Given the strong start to the year and expectations of healthy sales going ahead, brokerages are positive on the outlook for FY26. However, some analysts believe that the upsides are already factored into the stock, which has gained 13 per cent over the last three months.
The new launch in the 116-acre DLF Privana township led to sales of 1,164 units with pricing of ₹23,000 per square feet (sq ft) and average unit value of ₹9.5 crore. The company has guided for ₹17,200 crore of launches in FY26, and it has thus far achieved 64 per cent of the launch pipeline in Q1FY26. With Q1 sales at ₹11,430 crore, the company is expected to beat its pre-sales guidance of ₹21,000 crore-22,000 crore for FY26. In addition to the Privana Phase 3, Gurugram, other launches include its Andheri project in Mumbai and villa project in Goa as well as new inventory in Dahlias super-luxury project. The company has a medium-term launch pipeline of ₹63,000 crore.
On the rental portfolio of 46 million square feet (msf), occupancy levels stood at 94 per cent by volume and 96 per cent by value in Q1FY26. The company achieved an operating profit of ₹1,350 crore, which was up 14 per cent Y-o-Y and 8 per cent on sequential basis. The annuity portfolio is expected to yield rentals of ₹6,700 crore by the end of FY26.
Ambit Research points out that the company’s annuity portfolio generates sustainable cash flows (₹5,700 crore FY26 operating profit) and offers a warranted portfolio hedge even as there is residential oversupply in the Gurugram market. While its target price is set at ₹930, continued sales momentum for ultra-luxury Dahlias and upcoming launches from land bank will drive rerating, believe Karan Khanna and Samarth Agrawal of the brokerage.

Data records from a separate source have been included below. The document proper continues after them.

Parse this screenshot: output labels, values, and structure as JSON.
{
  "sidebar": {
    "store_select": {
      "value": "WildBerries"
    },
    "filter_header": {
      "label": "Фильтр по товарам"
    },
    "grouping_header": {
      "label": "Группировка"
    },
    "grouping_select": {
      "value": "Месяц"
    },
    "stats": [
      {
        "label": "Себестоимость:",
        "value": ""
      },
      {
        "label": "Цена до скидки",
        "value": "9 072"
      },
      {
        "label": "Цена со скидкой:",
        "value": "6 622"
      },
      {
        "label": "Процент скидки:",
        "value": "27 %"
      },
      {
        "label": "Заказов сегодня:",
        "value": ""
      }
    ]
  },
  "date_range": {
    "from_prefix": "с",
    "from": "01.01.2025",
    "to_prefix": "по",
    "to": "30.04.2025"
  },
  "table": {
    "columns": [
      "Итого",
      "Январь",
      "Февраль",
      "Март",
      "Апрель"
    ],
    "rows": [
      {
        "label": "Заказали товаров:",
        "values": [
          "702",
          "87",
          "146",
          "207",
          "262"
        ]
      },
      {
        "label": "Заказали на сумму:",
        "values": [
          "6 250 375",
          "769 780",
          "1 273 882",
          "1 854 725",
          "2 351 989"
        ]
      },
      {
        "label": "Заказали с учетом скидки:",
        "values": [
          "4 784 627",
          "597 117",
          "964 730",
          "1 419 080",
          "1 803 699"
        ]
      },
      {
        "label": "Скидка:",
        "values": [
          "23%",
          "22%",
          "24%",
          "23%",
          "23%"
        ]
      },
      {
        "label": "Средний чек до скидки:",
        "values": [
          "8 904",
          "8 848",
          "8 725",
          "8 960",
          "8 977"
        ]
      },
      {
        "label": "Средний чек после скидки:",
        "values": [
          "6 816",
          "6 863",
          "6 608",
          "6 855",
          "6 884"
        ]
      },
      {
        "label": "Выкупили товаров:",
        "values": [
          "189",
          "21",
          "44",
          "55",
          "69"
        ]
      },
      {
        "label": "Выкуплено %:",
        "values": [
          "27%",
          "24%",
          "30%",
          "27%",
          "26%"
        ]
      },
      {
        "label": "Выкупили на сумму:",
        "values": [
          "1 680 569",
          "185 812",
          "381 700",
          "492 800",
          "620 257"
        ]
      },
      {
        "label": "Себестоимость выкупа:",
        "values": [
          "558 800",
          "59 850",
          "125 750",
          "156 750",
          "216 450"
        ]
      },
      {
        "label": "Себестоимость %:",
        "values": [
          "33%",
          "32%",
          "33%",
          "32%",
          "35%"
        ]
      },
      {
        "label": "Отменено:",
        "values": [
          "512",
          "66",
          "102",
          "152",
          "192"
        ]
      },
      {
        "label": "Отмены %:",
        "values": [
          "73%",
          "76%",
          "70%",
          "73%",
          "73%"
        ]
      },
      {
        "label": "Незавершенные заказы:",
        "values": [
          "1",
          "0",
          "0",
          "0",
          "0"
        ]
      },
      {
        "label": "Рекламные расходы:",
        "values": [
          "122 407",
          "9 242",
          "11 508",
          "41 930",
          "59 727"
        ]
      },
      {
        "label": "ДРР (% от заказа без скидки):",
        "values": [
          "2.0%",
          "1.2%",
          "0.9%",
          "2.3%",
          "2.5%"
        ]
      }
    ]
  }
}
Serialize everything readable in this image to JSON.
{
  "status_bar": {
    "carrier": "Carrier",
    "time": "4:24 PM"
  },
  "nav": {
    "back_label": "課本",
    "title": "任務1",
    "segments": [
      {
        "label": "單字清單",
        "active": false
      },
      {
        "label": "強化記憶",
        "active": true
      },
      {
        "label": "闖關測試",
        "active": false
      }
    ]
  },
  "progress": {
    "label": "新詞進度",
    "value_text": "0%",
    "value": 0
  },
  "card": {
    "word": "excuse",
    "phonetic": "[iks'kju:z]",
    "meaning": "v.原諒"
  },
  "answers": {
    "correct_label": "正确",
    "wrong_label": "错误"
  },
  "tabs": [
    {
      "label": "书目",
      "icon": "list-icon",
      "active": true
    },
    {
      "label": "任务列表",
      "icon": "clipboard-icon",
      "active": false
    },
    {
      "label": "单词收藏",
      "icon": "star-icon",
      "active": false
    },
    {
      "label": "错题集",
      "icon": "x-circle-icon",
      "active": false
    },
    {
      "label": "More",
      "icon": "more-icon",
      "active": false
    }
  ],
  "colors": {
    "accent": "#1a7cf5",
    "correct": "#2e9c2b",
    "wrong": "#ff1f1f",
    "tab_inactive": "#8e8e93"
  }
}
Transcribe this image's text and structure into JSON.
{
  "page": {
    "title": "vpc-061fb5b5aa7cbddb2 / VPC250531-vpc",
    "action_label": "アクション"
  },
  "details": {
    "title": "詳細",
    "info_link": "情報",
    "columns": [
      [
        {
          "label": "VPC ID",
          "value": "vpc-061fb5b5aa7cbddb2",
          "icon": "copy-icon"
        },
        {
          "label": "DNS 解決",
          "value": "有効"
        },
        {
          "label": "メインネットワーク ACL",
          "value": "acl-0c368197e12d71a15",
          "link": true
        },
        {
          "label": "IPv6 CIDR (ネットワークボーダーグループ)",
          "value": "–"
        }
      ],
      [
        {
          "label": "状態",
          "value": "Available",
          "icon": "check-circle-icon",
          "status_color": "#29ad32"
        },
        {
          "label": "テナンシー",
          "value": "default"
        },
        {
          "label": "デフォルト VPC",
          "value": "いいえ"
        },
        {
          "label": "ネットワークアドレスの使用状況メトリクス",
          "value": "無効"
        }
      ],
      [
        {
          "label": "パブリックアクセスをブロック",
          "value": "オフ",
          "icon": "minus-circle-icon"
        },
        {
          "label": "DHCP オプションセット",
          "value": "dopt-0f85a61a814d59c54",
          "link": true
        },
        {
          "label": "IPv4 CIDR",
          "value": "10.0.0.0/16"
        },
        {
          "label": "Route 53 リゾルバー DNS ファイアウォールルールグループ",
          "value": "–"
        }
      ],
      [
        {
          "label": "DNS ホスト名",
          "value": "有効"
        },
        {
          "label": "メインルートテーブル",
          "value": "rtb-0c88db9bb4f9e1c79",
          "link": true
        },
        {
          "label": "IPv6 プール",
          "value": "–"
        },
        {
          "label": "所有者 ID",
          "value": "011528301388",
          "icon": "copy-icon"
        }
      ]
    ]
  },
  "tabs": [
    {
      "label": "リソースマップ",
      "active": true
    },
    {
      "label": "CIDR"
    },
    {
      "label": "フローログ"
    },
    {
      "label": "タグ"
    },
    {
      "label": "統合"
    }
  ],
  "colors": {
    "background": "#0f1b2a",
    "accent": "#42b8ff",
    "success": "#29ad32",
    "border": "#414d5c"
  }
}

Additional assets in the annuity pipeline are at 28 msf, with about 5 msf expected to be completed in FY26. The company expects a mid-teen rental growth with like-for-like growth of 7-8 per cent while the rest is accounted for by asset additions. The rental business has a debt of ₹17,000 crore, with a net debt-to-operating profit at 3.2 times.
JM Financial Research has a “Buy” rating with a sum-of-the-parts valuation of ₹1,000. Analysts led by Sumit Kumar of the brokerage say, “Aided by the rampup in new assets and a strong development pipeline, we expect rental income to grow at 11 per cent annually over FY25-FY28. DLF, with its steady annuity cash flows and fully paid-up land banks, remains extremely well-placed to scale up across segments and newer geographies.”
While Nomura Research is bullish about DLF’s prospects, it has maintained its “Neutral” rating on the stock. Though DLF generates robust margins/strong cash, Akash Gupta of the brokerage believes that the company’s long-term growth potential is already priced into its valuation. The current valuation is at a 20 per cent premium to net asset value and prices in an 8 per cent pre-sales annual growth over the next 13 years, which is adequate, he adds.